Let's give it a try ourselves!
First of all we need to setup the Solr instance which will act as data source: we can use the standard Solr example as explained here. Then we need to setup the Solr instance on which we will import the data: until the feature will be committed, we need to checkout the trunk or the 3x branch. In this example we will checkout the second one and apply the latest SOLR-1499 patch to it.

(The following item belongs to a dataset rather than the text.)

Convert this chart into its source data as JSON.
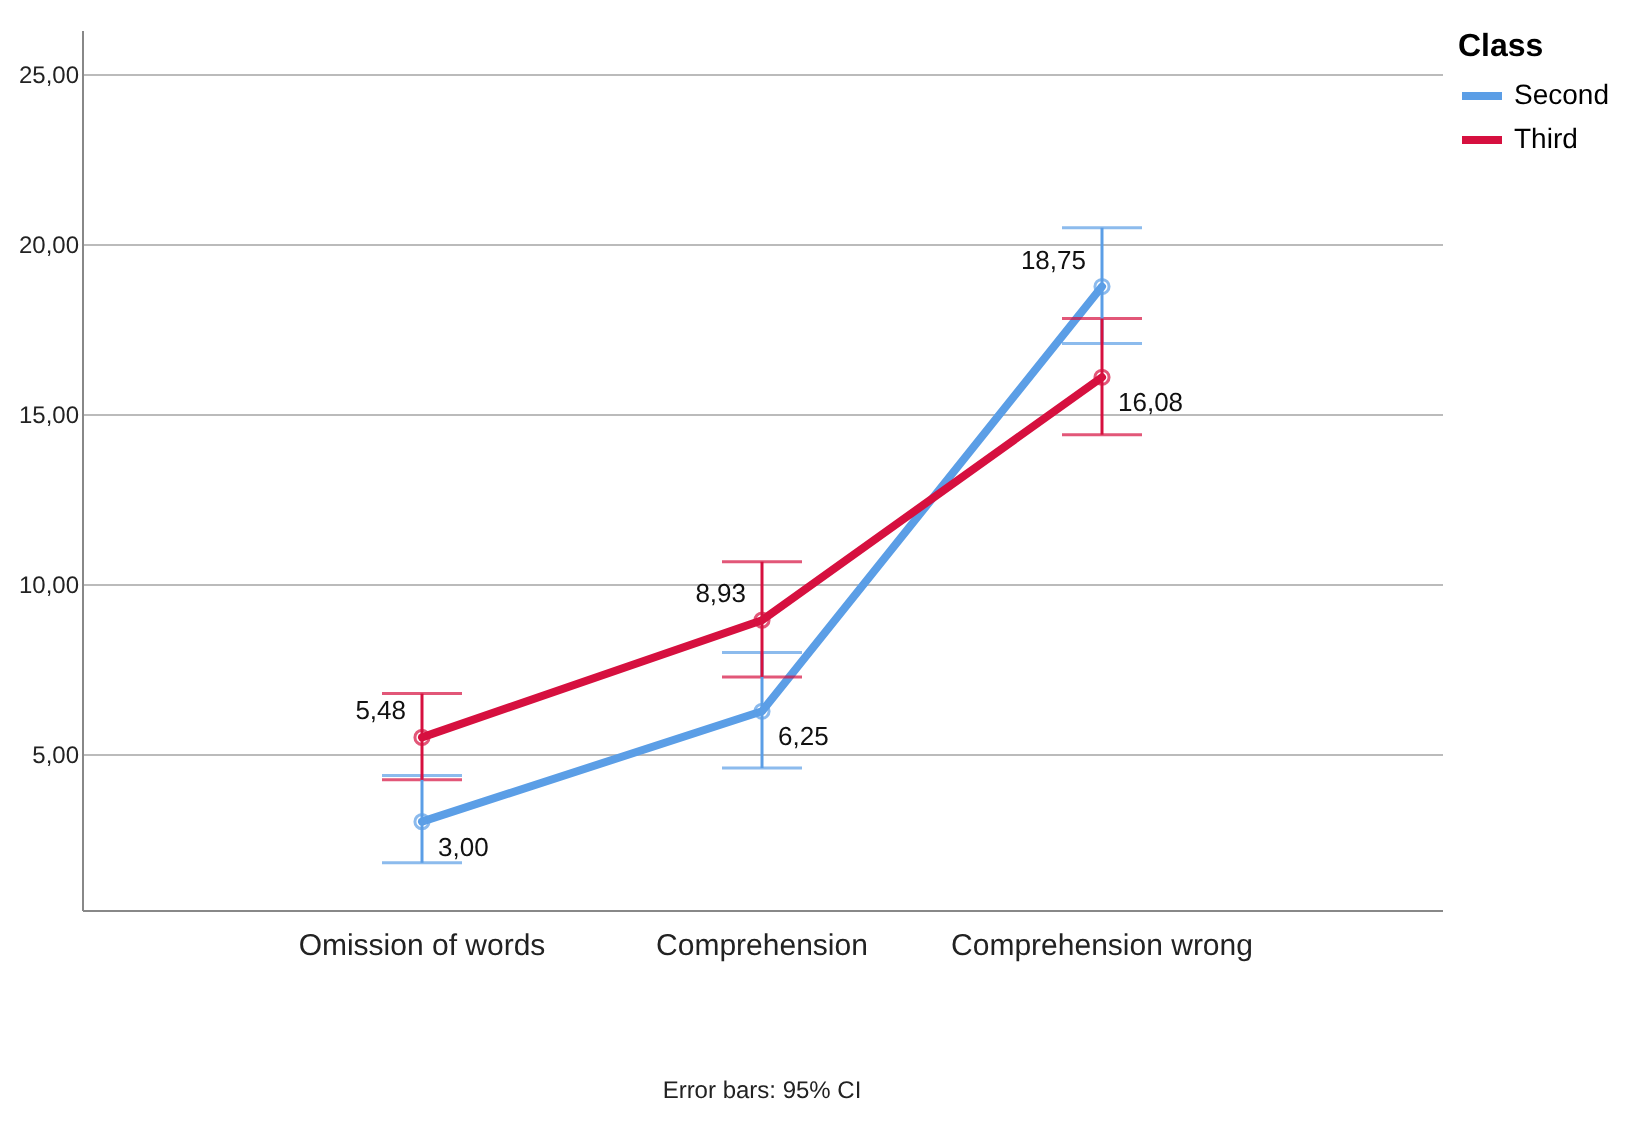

Let's run the new Solr instance through ant:
ant run-example -Dexample.solr.home=example/example-DIH/solr/ -Dexample.jetty.port=8888
The patch itself contains a new example of Data Import Handler based on the new functionality, here is the configuration fragment for the request handler (solrconfig.xml):
<requesthandler class="org.apache.solr.handler.dataimport.DataImportHandler" name="/dataimport"> <lst name="defaults"> <str name="config">solr-data-config.xml</str> </lst> </requesthandler>
Note that the default value for the clean parameter is true; it means that before every import the index will be cleaned up; this is annoying, especially if you need to import data from multiple cores in different phases. Even the default values for the commit and optimize parameters are true, hence you might want to avoid committing or optimizing after every import as long as your index is big and you use the autocommit behaviour. So, the following fragment may be useful to specify our values and lock them down:
<lst name="invariants"> <str name="clean">false</str> <str name="commit">false</str> <str name="optimize">false</str> </lst>
This is an example of solr-data-config.xml containing the basic parameters: the url of the solr instance acting as source and the query to be executed.
<dataconfig> <document> <entity name="sep" processor="SolrEntityProcessor" query="*:*" url="http://localhost:8983/solr/"> </entity> </document> </dataconfig>
The following are some of the additional parameters you can configure:
- rows: number of rows to retrieve for every query, the default is 50;
- fields: the fl parameter to retrieve a certain subset of fields;
- timeout: the timeout for each query, the default is 5 minutes.
You can also specify one or more field elements inside the entity element if you need to transform them, for example changing field names to match a different schema. In the above example the fields from the source index are the same as in the target index, so we don't have to put in any fields in addition.
This blog entry has shown you how to reindex your data without involving all your external sources. You can proceed this way if all your fields are configured as stored. We are still working on this feature, hopefully the
SolrEntityProcessor will be included on the Solr 3.5 release.